吳營長調整炮位,隊員下車,埋伏在山路的兩邊,迫擊炮和重機槍就在車上,就地開過了火。“通,通,通。。。。。”十幾發炮彈打過去,有一輛小鬼子的汽車,瞬間被打起火來。
“重機槍和迫擊炮掩護,其它的隊員,從山路的兩邊,衝過去。”吳營長一看,小鬼子也沒有重火力,他可不想放過這個好機會,高聲一喊,帶著隊員就衝了過去。
龜太郎沒有想到,後面的追兵會這麼快就趕了上來。不過,還算他聰明,後撤的大部隊沒有停留下來,他命令一個連的皇協軍,帶著四臺汽車,把這個山路堵得嚴嚴實實,用這些汽車做掩體,留下幾挺機關機,阻擊著追上來的隊伍,其餘的部隊,加速前進。離開山區,還有差不多一百來裡的山路,按照這個速度,怎麼著也得一個小時。
所以,龜太郎給這個連皇協軍的命令,就是讓他們阻擊一個小時,然後撤回縣城。
偽連長雖然心裡明鏡似的,別說一個小時了,就這樣的火力,能堵住半個小時,就算勝利呀,並且,後面的命令,一個小時候,撤回縣城去,那不是屁話嗎?要是真能阻擊一個小時,自己的這一個連的人還能剩下嗎?
可沒辦法,軍令如山,誰讓自己當漢奸了呢,吃軍糧,拿小鬼子的軍餉,就得替人賣命。現在這個節骨眼上,他要是敢說一個“不”定,龜太郎的戰刀,還不一下子把自己給劈了呀。

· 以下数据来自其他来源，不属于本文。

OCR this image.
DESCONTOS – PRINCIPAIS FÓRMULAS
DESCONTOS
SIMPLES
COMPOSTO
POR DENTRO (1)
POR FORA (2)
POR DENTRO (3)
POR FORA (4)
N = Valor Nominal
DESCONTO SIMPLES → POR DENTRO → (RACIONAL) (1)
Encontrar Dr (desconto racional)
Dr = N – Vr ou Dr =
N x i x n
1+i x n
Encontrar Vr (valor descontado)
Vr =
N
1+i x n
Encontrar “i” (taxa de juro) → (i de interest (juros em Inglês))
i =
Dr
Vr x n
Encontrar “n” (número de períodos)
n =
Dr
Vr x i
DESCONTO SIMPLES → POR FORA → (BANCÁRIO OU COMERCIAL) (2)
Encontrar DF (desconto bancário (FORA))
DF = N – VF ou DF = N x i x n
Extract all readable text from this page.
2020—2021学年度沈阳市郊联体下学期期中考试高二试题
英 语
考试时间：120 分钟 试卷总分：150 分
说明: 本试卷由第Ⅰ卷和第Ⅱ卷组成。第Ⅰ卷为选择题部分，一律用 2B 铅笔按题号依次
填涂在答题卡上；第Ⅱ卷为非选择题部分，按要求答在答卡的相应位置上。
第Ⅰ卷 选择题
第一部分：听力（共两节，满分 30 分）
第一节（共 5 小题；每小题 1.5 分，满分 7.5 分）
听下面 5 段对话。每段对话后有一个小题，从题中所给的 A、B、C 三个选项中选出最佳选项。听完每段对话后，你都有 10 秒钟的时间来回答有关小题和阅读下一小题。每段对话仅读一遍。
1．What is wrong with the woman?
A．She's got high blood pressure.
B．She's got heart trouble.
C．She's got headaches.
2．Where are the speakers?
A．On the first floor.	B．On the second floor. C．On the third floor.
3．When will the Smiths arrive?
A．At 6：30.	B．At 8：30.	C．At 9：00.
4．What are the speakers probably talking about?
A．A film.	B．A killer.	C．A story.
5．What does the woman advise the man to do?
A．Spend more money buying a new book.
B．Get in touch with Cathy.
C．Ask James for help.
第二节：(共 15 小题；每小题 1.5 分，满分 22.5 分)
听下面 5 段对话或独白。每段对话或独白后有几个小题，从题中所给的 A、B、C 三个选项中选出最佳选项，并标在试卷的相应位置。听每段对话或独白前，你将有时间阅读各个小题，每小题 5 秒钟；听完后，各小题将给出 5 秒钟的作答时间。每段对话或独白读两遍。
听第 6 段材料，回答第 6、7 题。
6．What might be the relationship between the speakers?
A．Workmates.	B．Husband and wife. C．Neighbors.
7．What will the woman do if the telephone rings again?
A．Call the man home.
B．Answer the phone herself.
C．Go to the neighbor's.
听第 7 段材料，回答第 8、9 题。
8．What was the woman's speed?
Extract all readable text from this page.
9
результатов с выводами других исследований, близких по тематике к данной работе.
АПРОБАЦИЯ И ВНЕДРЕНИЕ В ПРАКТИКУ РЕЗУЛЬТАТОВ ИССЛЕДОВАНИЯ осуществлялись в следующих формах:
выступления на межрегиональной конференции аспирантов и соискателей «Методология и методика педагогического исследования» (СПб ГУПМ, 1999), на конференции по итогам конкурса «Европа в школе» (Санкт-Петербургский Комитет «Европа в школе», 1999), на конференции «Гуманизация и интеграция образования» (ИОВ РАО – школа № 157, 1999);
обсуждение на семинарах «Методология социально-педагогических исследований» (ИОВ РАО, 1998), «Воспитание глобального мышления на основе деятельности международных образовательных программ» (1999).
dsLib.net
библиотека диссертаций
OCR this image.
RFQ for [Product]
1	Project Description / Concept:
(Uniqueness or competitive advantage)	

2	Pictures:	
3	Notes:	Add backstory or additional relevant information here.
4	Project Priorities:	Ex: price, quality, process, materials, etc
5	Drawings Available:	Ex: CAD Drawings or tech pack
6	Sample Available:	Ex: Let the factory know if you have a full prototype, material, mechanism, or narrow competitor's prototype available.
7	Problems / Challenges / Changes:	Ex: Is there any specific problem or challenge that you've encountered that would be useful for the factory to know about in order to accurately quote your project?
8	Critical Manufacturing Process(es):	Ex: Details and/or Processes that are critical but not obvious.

別看小鬼子現在對身後的追兵沒有辦法,但對付這些皇協軍,這些漢奸,還是蠻有手段的。儘管這些漢奸千不願萬不情的,可還是強打起精神,對著後面追來的隊伍開起槍來。
第二百二十四章火拼燕子嶺(五)
吳營長感覺小鬼子的阻擊,明顯的火力不足。只有四、五挺機槍在還擊,並且,阻擊的人數從槍聲中判斷,不會超過一個連。只是這些小鬼子佔據著有利地形,幾臺車把山路一封,你就算有天大的本事,也很難突破過去。
“一連從山路的兩邊迂迴過去。所有的重火力,給我狠狠的打,把他們壓制住,掩護兩邊的隊伍。”吳營長果斷的命令道。
對方山路上的幾臺車,在幾波迫擊炮的打擊之下,就紛紛的起火,再加上重機槍的掃射,過了差不多半個來小時,這道阻擊線已經被熊熊的大火給掩蓋住。
指揮阻擊的這個皇協軍的連長,還真是個鐵桿漢奸,對小鬼子忠心耿耿。此刻,正端著一挺機槍,隱藏在山路旁的一個岩石後面,嘴裡一邊的高聲大喊道:“打,給我打,頂住,把這些土匪。。。。。。打回去。。。。”一邊向著對面,掃射著。
現在阻擊的漢奸已經不多了,大多數人把身子,全都龜縮在大樹後,岩石下,更有甚者,雙手一抱頭,腦袋往山坡的雪地裡一鑽,顧頭不顧腚的撅著屁股在那裡發抖呢。有兩個往後跑的,已經讓偽連長給槍斃了,所以,這些人只好硬著頭皮,用這種方式,掩飾自己的害怕。
“連。。。。。連長,土匪。。。。。。土匪的火力太猛了,我們。。。。。。我們再不跑,可就來不及了。”他身邊的一名漢奸,已經嚇得面無人色,看著他,顫抖著聲肯求道。
“你tmd給我閉嘴。現在跑,就算不被土匪打死,回去皇軍。。。。。。。能饒過我嗎?怎麼都是死,今天頂不到一個小時,誰tmd也別想活著離開這裡。”偽連長惡狠狠的說道。